Handlers of search and rescue dogs must develop a strong bond with their animals. They work as a team, and to the outside observer it would almost appear than the dog and its handler can read each other’s minds. The handler must become aware of minor changes in the dog’s body language, and notice any small behavioral changes. Different dogs may well have different responses to locating a person in need of rescue, and it is up to the handler to learn these verbal cues and respond to them immediately.
It seems like the handler needs to be trained to the dog as much as the other way around. The best search and rescue dogs probably have wonderful, intuitive handlers who are able to tell exactly what the dog is sensing or has noticed from small signs.
It seems like it would be a wonderful job to have, although I have no idea how you'd go about getting it. I suppose you'd have to start work in a search and rescue agency and then request a dog, maybe after working with dogs somewhere else.

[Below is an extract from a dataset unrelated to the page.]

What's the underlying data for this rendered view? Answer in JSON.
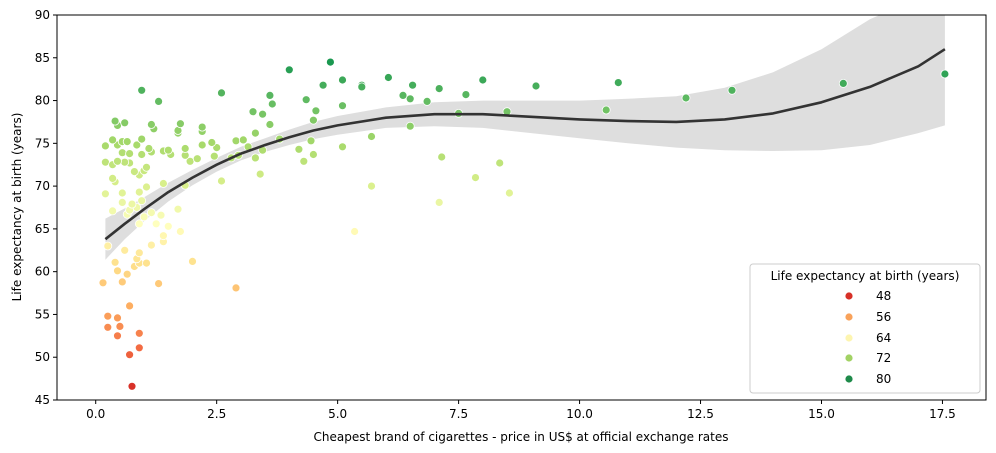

@browncoat - It's interesting that you say that. I immediately thought of earthquake and storm rescues when dogs are used to seek out people trapped in buildings.
I looked up some photos and it seems like most of them are medium sized dogs, like Labradors or German shepherds.
I can't claim to be an expert, but I do wonder why they don't use the smaller dogs, which are bred to move through tight quarters, as you said.
It might be because of endurance, and it might also be because search and rescue dog training is so expensive that they can't really afford to train a specialized dog like that.
A terrier would be wonderful in any circumstances where searching in confined
spaces is an advantage but they will never have the endurance and strength of a larger dog.
They do tend to train smaller dogs at airports, to seek out smugglers, like beagles and I suspect that's because they eat less and are less obtrusive (and cuddlier) than bigger dogs, like bloodhounds.
I think it's interesting that this article says that larger dogs are often preferred for search and rescue animals.
I can definitely see why that might be so, as people are usually lost in extreme conditions and are very rarely found quickly and easily, particularly once it gets to the point where a dog needs to be brought in.
But, I do think they might need to take advantage of what smaller dogs have to offer as well. Many of the smaller breeds were developed for the same reason that the larger breeds were developed, as hunting dogs. The smaller breeds were supposed to be able to go into a burrow after, say, a fox or a rabbit, and needed
to be able to guide themselves in a small area with a keen sense of smell.
Now when we think of small breeds we think of useless yapping creatures that get carried around in handbags, but terriers were bred to handle all conditions and to be brave and fierce in bad conditions.
Granted, they couldn't keep going as long as the bigger dogs, but if their traits were bred with a bigger dog, or if they were kept in reserve for when the search had been narrowed to a particular spot, they could be very useful.